I try to think of an example of a sequence (in a topological space) that has an accumulation point but no subsequence converging to it.
I found this question to this theme
Example of converging subnet, when there is no converging subsequence
but I do not understand the sequence.
A space in which this can be done is $X=\{0,1\}^C$ where $C = \{0,1\}^{\Bbb N}$ is a set of size $|\Bbb R|$, also as the Cantor cube. $X$ has the product topology (it's really the set of all functions $C \to \{0,1\}$) and $\{0,1\}$ is discrete.

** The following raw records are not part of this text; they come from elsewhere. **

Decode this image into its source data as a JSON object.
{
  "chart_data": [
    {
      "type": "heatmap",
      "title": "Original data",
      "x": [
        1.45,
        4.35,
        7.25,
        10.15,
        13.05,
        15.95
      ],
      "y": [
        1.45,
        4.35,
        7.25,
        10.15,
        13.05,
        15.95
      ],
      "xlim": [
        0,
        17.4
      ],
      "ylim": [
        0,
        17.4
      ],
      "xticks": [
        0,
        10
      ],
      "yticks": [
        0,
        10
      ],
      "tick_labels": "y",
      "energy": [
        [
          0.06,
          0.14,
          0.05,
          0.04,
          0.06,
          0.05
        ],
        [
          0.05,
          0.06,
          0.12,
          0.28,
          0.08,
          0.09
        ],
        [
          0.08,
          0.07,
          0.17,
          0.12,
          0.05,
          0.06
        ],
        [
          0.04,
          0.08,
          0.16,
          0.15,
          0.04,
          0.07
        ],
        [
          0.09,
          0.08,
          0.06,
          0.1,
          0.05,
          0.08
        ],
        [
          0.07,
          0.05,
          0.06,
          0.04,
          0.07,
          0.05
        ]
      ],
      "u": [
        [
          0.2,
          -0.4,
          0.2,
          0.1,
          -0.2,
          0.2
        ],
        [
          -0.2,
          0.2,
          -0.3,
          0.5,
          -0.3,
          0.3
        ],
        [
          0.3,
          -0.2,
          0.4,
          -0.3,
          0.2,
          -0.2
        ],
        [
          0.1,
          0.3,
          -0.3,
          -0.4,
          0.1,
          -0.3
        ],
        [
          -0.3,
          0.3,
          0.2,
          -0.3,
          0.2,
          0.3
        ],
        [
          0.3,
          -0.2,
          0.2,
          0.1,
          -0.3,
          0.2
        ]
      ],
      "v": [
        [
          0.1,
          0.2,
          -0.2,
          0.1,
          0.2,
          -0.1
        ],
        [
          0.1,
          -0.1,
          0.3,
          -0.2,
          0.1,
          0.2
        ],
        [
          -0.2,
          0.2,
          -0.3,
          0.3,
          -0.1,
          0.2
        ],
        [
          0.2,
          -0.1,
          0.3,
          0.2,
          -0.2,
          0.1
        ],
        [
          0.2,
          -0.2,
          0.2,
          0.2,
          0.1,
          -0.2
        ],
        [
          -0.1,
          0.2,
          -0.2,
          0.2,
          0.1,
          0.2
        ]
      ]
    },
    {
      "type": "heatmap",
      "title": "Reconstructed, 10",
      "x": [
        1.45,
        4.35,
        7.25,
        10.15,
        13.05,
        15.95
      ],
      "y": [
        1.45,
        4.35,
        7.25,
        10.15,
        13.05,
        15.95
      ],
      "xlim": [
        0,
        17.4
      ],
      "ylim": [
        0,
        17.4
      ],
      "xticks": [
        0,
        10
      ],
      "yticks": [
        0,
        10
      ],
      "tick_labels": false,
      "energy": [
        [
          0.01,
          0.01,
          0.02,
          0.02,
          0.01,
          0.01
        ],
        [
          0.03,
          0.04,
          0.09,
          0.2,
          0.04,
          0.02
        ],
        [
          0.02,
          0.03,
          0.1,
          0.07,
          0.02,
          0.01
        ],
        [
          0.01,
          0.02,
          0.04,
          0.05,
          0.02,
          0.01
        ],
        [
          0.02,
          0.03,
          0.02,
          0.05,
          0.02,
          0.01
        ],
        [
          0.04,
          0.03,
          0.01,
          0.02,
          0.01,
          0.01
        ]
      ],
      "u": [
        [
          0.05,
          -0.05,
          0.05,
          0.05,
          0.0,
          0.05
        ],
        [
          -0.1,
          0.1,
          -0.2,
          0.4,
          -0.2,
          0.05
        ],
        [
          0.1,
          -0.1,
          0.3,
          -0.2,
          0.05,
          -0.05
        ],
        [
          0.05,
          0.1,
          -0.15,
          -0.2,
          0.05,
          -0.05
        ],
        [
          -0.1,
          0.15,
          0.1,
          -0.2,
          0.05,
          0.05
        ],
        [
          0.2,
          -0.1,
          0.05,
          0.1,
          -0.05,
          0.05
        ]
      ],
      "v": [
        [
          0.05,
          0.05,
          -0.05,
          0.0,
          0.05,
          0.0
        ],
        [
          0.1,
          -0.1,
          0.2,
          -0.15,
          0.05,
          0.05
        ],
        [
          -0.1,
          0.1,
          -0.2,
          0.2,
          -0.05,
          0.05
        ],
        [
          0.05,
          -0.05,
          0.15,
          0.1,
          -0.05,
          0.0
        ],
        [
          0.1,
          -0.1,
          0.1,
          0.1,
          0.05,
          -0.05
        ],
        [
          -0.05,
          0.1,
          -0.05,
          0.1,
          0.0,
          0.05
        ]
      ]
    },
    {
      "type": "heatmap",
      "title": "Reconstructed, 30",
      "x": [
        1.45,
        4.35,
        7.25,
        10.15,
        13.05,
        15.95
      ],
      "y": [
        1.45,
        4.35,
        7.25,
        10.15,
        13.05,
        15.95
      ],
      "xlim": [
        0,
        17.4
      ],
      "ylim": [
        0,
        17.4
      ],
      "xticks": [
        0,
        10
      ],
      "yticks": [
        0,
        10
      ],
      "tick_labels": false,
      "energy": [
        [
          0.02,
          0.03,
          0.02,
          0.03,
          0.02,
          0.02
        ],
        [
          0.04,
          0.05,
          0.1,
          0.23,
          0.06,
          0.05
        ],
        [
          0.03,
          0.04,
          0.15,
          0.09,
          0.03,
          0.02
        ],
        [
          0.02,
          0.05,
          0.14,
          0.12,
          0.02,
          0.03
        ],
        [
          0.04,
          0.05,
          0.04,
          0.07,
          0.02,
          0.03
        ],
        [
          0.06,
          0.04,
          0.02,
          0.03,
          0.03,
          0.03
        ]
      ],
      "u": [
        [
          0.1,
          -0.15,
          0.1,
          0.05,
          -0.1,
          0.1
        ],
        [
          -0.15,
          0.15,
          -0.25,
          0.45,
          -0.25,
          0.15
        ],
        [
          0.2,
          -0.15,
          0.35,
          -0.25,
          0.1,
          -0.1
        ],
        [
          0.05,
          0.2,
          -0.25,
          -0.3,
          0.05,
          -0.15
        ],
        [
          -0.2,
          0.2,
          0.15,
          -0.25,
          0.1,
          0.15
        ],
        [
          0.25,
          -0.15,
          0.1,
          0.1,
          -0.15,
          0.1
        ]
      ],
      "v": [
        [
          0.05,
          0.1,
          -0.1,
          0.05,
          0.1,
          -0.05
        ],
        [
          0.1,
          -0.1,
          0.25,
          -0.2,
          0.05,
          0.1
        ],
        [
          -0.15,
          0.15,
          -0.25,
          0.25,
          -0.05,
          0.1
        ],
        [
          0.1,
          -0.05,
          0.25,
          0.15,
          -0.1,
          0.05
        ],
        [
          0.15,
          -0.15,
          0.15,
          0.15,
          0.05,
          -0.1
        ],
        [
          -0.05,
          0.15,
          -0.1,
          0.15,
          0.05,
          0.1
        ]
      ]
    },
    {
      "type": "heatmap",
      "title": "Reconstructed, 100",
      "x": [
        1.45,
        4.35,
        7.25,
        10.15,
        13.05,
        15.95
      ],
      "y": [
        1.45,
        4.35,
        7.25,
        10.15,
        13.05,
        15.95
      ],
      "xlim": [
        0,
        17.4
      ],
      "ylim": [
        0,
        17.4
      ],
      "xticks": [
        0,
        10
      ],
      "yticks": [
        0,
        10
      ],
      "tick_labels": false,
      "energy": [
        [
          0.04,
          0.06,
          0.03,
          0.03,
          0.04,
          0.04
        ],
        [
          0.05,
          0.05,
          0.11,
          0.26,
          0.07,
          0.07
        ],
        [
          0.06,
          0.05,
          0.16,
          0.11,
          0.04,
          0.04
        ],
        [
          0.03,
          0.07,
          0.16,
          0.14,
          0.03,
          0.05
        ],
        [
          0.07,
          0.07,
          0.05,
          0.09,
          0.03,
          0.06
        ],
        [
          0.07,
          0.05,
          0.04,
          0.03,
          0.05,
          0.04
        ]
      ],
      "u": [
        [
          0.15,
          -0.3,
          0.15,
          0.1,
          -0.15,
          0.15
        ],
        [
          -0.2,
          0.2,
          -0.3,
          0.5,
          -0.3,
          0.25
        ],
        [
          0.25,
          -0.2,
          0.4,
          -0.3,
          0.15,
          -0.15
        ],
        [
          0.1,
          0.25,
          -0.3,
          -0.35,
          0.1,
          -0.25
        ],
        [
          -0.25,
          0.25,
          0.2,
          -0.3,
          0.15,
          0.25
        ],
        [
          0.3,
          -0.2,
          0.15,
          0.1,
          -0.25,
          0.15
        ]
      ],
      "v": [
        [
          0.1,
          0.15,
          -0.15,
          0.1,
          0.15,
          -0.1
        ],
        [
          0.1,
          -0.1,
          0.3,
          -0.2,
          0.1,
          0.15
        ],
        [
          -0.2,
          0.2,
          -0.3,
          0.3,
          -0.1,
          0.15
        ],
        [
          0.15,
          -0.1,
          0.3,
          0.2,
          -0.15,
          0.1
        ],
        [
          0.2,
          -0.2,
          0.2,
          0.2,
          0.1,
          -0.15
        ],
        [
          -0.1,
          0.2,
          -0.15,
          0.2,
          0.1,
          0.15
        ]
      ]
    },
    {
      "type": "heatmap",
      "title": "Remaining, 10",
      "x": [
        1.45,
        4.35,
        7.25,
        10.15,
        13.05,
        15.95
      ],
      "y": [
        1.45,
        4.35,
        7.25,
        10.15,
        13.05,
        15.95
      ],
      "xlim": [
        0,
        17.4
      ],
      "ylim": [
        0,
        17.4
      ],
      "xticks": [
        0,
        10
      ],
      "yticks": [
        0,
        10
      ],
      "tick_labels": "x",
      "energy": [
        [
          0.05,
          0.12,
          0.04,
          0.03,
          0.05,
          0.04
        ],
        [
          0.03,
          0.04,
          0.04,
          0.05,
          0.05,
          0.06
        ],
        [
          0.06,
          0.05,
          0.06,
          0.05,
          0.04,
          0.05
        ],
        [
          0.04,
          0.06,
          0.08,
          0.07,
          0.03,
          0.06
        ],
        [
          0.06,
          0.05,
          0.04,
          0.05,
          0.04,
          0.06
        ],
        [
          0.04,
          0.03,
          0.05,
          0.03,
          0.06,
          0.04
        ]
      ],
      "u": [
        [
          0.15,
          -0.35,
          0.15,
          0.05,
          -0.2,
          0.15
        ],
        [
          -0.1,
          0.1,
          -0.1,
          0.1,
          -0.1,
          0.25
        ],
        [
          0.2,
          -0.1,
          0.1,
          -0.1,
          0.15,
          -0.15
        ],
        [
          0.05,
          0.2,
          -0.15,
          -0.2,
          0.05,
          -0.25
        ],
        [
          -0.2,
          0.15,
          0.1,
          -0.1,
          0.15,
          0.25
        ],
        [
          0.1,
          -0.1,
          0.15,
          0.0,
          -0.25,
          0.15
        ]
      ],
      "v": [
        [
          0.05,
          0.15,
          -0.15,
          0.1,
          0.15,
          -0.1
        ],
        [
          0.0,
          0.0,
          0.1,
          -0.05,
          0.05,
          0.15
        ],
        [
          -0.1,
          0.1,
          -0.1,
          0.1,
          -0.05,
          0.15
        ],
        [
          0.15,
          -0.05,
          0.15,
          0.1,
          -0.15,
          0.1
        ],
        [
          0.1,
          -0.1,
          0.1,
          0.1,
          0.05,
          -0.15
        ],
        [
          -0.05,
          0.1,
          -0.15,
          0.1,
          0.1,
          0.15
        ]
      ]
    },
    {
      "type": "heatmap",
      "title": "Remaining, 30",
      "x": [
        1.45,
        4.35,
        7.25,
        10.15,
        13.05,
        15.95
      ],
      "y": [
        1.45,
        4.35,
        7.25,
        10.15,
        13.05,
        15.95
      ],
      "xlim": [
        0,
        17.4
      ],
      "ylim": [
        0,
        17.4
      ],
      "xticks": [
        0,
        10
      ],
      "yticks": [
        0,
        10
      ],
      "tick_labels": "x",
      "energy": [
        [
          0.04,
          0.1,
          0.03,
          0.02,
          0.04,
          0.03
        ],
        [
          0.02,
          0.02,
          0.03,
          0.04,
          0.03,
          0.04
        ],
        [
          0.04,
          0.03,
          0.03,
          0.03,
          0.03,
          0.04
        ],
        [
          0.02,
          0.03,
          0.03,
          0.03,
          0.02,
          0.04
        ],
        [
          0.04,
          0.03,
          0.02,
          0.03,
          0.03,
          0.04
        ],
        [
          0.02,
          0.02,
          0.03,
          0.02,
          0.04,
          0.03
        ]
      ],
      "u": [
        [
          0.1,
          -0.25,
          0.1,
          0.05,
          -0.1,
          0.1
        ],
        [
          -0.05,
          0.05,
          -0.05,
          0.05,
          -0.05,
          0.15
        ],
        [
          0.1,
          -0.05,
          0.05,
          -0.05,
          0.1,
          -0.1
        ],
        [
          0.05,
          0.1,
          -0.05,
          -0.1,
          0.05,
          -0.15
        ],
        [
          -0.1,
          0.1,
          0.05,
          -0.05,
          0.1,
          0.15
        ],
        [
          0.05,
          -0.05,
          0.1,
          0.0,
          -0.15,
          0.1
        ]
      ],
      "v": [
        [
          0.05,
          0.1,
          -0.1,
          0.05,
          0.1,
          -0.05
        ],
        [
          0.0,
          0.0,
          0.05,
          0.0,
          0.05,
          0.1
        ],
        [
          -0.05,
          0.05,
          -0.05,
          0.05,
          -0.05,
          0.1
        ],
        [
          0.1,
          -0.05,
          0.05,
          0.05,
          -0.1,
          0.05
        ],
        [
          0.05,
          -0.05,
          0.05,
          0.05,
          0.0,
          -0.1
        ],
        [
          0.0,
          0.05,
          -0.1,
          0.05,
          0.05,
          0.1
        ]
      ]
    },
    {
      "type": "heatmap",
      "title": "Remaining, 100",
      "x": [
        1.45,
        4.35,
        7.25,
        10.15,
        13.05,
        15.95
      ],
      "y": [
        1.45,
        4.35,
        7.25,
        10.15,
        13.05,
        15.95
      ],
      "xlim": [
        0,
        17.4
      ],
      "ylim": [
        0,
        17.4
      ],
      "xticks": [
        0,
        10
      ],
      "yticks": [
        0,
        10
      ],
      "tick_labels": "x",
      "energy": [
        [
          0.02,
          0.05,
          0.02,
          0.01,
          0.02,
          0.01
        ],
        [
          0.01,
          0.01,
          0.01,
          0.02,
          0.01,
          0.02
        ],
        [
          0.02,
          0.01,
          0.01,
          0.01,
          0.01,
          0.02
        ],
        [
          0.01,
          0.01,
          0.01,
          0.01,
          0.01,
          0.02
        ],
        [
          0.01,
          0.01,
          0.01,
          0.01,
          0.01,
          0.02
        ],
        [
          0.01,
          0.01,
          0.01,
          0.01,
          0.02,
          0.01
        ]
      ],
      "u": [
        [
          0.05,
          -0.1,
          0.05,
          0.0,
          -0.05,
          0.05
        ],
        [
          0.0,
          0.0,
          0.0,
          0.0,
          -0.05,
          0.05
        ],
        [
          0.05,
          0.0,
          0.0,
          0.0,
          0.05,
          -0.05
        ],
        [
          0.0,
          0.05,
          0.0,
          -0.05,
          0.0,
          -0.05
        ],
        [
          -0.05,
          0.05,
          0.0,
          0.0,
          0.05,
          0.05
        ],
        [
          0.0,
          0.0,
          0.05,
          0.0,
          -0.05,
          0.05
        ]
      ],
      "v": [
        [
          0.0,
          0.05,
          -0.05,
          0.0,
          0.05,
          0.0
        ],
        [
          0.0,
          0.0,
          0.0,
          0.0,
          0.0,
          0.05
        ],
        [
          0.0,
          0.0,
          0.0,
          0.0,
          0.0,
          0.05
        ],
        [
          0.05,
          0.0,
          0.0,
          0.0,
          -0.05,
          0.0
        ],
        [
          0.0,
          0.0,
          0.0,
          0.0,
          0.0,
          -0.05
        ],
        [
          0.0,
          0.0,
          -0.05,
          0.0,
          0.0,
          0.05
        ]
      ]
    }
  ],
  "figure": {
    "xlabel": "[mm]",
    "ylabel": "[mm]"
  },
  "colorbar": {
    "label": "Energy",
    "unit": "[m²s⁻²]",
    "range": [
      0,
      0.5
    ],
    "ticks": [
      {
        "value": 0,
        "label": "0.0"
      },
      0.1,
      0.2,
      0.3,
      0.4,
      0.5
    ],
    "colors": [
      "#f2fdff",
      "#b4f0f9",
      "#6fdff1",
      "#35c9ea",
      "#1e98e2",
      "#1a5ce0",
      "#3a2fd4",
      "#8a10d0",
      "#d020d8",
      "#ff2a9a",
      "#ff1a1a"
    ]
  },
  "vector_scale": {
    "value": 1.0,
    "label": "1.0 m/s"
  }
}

On the space we have the projections $p_n$ mapping each element (a sequence of "bits") to its $n$-th component. On $\{0,1\}^C$ we have the projections $\pi_c$ for each $c \in C$ mapping $f \in \{0,1\}^C$ (functions from $C$ to $\{0,1\}$ to its value $f(c)$, and the product topology has the property that it is the smallest topology making all $\pi_c, c \in C$ continuous, and also that $f_n \to f$ in $\{0,1\}^C$ iff $f_n(c)=\pi_c(f_n) \to \pi_c(f)=f(c)$ for all $c$ (so convergence is pointwise convergence).

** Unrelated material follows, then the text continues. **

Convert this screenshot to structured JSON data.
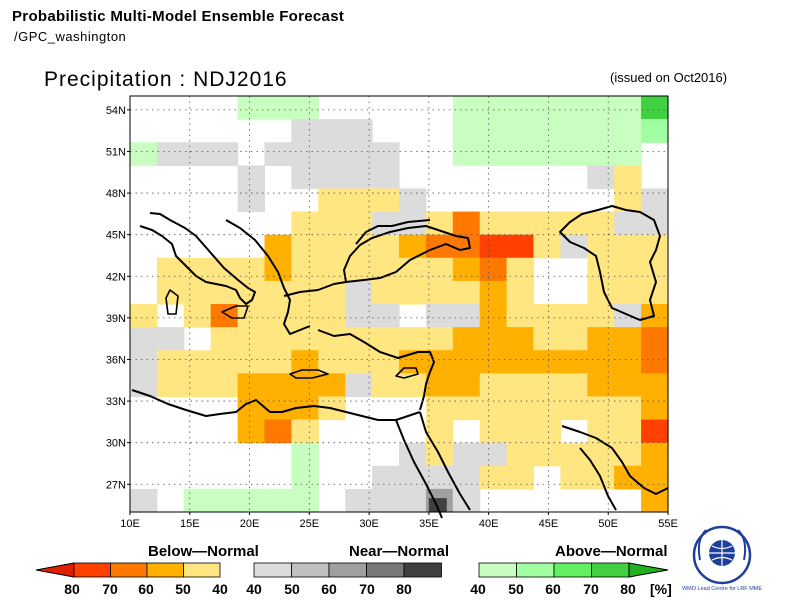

Now define the sequence $f_n$ by $f_n(c)=\pi_c(f_n)=p_n(c)$ for all $c \in C$.
This sequence $(f_n)_n$ has an accumulation point (by compactness of $X$ e.g.), but it's not too hard to see it has no convergent subsequence.
Another such example is the sequence $x_n=n$ in $\beta \Bbb N$, the Cech-Stone compactification of $\Bbb N$ (if you know this space).